I interpret you are talking about #10. I would start with Kroil applied multiple times to the petcock for a couple days. Then I would rig a way to squeeze the valve body that the petcock screws into. I mean hard so that it flexes around the threads of the petcock to disturb the bond that has formed during long term stasis. Its going to take more than Vise Grips. ... A heavy reaction mass against one side and a firm impulse delivered to the opposite side via a hammer and punch. A 1/2"D short brass rod would be a great punch. Otherwise, a piece of aluminum or brass should be used to protect the valve body from a hard punch. It would be ideal if you could arrange for torque on the petcock while blows are delivered.View attachment 638540
Can't get a good picture as the loader is in the way and the tractors disabled at this point. But it's like the one in the picture with the hose but a little different in that the ears are cast and quit large. Looks handy, but not when it's seized. At this point we have it drained enough that the water pump came off with very little mess. The only reason I'd need it loose at this point is if I have to bleed it once everything is back together and filled. The drain on the rad was no problem, but that one looks to be brass.

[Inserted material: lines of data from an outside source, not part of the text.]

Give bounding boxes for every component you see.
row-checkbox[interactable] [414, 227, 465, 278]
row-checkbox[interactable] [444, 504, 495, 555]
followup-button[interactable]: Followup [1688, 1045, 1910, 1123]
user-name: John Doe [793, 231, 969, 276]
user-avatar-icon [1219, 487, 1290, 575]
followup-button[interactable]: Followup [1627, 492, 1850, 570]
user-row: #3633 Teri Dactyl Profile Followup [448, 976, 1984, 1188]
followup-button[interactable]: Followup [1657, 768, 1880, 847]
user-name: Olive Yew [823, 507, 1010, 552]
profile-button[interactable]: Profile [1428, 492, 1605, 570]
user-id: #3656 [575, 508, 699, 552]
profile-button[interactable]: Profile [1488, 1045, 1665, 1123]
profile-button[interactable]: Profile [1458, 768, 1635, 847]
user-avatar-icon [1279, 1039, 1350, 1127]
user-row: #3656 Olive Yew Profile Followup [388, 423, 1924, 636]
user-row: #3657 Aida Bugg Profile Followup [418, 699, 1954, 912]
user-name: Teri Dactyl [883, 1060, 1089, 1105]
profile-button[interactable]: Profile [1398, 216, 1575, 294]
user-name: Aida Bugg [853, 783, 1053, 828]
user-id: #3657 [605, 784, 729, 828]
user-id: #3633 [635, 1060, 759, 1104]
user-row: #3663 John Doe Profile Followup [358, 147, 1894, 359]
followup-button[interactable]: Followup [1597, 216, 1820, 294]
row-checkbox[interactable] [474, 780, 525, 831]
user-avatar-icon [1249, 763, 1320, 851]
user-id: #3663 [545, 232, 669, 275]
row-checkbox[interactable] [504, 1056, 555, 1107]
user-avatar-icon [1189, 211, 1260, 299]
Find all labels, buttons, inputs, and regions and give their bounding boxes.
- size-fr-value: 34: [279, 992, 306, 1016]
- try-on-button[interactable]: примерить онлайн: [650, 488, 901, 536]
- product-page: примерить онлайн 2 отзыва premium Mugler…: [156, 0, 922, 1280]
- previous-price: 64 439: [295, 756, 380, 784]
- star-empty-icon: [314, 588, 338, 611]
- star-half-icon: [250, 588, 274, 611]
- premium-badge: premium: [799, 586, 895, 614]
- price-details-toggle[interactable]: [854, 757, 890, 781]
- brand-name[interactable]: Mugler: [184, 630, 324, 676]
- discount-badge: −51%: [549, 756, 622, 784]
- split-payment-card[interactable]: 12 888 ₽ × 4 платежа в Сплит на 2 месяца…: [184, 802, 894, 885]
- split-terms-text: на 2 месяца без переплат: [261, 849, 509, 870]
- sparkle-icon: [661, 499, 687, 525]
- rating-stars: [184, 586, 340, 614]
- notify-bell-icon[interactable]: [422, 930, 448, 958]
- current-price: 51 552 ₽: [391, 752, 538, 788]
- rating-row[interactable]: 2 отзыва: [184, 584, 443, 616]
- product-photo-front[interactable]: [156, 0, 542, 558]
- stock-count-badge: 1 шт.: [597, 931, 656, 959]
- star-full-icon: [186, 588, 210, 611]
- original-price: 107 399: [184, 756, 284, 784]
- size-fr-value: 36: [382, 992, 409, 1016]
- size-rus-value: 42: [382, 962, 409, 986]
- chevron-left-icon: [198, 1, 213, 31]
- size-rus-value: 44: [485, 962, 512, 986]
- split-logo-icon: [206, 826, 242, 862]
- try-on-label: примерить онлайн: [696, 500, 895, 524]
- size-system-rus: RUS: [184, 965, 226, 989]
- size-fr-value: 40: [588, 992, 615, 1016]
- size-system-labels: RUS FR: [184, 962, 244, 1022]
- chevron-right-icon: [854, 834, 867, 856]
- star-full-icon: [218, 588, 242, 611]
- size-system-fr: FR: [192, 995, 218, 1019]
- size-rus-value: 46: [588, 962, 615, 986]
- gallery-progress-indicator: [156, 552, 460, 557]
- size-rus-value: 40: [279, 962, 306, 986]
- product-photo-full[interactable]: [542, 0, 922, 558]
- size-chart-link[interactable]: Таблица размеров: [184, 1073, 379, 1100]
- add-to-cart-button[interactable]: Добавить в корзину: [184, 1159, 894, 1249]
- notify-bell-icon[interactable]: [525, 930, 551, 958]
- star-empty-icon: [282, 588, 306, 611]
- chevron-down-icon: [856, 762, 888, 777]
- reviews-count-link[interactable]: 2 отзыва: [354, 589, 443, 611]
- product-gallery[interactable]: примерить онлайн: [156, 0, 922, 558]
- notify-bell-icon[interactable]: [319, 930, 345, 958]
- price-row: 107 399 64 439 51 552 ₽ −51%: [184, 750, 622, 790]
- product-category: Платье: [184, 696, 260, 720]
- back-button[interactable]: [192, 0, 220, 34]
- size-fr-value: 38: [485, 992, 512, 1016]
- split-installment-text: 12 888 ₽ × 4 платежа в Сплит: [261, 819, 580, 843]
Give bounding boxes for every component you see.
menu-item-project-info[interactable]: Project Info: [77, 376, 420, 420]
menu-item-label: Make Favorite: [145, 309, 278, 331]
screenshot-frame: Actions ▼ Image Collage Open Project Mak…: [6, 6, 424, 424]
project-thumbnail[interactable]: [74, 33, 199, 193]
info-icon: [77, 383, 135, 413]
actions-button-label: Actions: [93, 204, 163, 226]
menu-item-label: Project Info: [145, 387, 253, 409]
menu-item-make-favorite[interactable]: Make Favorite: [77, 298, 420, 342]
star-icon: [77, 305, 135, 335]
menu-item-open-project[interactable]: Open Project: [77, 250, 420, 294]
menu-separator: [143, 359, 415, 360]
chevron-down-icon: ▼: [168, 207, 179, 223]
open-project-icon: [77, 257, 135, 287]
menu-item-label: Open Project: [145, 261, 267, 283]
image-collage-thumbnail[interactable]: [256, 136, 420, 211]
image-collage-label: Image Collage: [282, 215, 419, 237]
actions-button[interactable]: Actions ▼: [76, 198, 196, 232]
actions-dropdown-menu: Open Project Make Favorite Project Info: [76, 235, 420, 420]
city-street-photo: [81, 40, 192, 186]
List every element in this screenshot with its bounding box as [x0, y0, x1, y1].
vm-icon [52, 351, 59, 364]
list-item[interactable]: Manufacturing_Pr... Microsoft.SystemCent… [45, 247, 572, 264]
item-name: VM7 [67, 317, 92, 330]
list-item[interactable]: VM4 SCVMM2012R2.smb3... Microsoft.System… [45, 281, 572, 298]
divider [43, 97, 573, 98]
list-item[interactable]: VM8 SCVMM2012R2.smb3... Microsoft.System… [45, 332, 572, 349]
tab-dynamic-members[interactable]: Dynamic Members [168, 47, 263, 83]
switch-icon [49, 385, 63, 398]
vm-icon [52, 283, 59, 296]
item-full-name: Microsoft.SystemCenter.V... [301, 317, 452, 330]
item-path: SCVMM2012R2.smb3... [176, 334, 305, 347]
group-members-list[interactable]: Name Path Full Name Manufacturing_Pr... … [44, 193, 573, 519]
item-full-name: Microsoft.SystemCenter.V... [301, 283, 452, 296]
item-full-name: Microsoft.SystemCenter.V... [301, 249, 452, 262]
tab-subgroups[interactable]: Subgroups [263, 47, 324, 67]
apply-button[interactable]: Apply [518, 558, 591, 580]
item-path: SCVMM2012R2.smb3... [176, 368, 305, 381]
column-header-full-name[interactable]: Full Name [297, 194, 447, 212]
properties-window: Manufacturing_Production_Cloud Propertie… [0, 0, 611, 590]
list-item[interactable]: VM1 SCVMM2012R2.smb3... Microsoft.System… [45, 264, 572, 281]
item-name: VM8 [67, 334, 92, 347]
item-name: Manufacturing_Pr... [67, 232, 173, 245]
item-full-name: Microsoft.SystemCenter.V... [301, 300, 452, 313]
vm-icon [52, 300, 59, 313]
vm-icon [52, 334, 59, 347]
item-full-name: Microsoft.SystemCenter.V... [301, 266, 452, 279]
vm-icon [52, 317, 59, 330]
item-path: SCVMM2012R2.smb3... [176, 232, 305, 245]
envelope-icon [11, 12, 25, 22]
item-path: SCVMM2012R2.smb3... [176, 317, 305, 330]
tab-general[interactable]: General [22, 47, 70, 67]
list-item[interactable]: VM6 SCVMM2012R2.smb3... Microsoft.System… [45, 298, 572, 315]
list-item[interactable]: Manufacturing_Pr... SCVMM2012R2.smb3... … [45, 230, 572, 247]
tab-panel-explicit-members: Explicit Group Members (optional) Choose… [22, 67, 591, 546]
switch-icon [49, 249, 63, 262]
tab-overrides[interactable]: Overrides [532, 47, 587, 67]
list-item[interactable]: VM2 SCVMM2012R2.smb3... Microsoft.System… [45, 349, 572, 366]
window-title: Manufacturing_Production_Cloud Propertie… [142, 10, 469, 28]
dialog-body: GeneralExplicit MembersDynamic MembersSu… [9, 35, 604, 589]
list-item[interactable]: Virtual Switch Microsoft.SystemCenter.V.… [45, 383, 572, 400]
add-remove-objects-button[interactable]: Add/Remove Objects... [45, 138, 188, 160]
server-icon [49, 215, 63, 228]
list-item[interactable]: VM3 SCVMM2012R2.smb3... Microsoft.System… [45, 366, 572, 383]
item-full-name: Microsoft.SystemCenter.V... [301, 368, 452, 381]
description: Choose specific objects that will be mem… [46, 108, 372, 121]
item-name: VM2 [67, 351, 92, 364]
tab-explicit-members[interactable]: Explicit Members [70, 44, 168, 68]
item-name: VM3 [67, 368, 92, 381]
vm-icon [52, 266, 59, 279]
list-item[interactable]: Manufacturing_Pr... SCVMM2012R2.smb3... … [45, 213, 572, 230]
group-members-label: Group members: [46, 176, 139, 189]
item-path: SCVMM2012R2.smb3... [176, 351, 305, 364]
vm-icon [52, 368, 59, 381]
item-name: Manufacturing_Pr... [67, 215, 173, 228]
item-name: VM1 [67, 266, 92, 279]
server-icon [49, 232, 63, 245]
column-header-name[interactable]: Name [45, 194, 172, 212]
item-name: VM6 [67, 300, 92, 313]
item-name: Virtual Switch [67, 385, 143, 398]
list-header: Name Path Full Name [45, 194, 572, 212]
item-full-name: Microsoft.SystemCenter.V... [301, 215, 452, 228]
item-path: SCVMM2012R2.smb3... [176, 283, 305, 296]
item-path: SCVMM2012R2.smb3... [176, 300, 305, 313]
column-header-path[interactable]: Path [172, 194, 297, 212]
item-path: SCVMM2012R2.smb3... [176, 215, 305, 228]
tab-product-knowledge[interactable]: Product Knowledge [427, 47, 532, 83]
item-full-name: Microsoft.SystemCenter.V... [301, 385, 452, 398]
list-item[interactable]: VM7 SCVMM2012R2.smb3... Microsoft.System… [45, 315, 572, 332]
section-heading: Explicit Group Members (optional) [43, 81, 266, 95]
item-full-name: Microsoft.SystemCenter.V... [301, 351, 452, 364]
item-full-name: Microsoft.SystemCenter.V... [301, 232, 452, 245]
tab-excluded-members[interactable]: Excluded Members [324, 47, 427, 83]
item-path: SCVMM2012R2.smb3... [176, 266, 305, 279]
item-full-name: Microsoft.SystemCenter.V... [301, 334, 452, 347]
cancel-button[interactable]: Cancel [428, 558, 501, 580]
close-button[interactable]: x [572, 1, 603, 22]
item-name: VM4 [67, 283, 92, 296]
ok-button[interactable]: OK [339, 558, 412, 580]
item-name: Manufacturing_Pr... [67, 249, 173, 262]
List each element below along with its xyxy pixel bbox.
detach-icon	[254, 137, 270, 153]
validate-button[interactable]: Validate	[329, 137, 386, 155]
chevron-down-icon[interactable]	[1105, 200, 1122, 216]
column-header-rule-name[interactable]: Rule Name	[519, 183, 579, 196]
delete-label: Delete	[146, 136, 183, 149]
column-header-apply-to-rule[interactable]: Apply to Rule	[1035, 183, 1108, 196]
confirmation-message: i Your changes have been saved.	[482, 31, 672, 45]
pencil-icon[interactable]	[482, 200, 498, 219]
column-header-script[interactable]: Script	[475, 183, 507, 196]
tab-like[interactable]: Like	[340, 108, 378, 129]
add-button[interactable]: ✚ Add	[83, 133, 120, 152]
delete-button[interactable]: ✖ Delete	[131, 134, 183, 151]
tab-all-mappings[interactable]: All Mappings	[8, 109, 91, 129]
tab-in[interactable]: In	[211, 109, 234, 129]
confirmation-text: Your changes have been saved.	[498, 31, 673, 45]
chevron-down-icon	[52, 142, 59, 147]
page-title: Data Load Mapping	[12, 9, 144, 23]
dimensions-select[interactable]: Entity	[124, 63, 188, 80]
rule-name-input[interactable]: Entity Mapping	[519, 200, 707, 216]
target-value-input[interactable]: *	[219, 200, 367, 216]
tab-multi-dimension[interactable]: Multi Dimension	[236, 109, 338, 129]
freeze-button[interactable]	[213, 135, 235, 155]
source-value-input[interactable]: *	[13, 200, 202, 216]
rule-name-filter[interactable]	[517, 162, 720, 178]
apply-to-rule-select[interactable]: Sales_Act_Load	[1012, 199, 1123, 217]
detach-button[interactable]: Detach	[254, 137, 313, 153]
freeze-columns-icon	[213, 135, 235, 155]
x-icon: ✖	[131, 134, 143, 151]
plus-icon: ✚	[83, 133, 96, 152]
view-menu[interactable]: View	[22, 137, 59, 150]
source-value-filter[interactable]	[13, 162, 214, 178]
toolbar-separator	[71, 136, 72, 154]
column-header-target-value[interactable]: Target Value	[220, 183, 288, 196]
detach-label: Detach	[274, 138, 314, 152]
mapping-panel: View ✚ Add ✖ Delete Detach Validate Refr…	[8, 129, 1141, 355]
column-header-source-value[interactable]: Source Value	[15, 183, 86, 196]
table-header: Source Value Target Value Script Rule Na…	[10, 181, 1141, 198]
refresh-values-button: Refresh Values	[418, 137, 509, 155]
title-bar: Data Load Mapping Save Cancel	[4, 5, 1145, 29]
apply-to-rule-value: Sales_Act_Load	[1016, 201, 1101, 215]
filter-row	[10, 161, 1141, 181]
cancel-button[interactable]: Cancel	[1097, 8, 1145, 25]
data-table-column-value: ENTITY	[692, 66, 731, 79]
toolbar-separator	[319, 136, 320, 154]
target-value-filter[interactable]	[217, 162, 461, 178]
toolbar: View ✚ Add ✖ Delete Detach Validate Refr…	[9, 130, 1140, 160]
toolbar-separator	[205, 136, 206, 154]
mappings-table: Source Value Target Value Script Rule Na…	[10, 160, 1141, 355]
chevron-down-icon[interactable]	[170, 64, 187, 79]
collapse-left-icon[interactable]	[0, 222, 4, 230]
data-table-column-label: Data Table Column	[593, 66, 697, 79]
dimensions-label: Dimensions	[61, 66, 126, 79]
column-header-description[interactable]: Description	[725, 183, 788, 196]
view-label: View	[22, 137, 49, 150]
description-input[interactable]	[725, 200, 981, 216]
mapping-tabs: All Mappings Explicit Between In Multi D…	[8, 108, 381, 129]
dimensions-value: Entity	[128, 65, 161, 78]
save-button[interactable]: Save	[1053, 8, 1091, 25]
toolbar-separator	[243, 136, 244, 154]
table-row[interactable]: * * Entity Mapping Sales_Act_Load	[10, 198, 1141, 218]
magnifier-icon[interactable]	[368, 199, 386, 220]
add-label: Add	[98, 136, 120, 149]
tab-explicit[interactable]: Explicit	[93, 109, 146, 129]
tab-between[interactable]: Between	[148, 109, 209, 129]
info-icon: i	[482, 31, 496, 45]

Properly done, this thread should get us through winter, and well into spring.
The picture shows a petcock, is yours a plug with a square head? Those are usually a pipe thread- tapered. The best penetrating oil I have found is Aerokroil, spray it with that and give it some time. Hopefully you can drive a socket on there and break it loose. When you get it out replace it with either a petcock or a plug with a hex head and use a six point socket on it from now on, they engage the flats rather than the easily rounded corners.
I wish you the best, I have been in similar situations, and it isn't pleasant.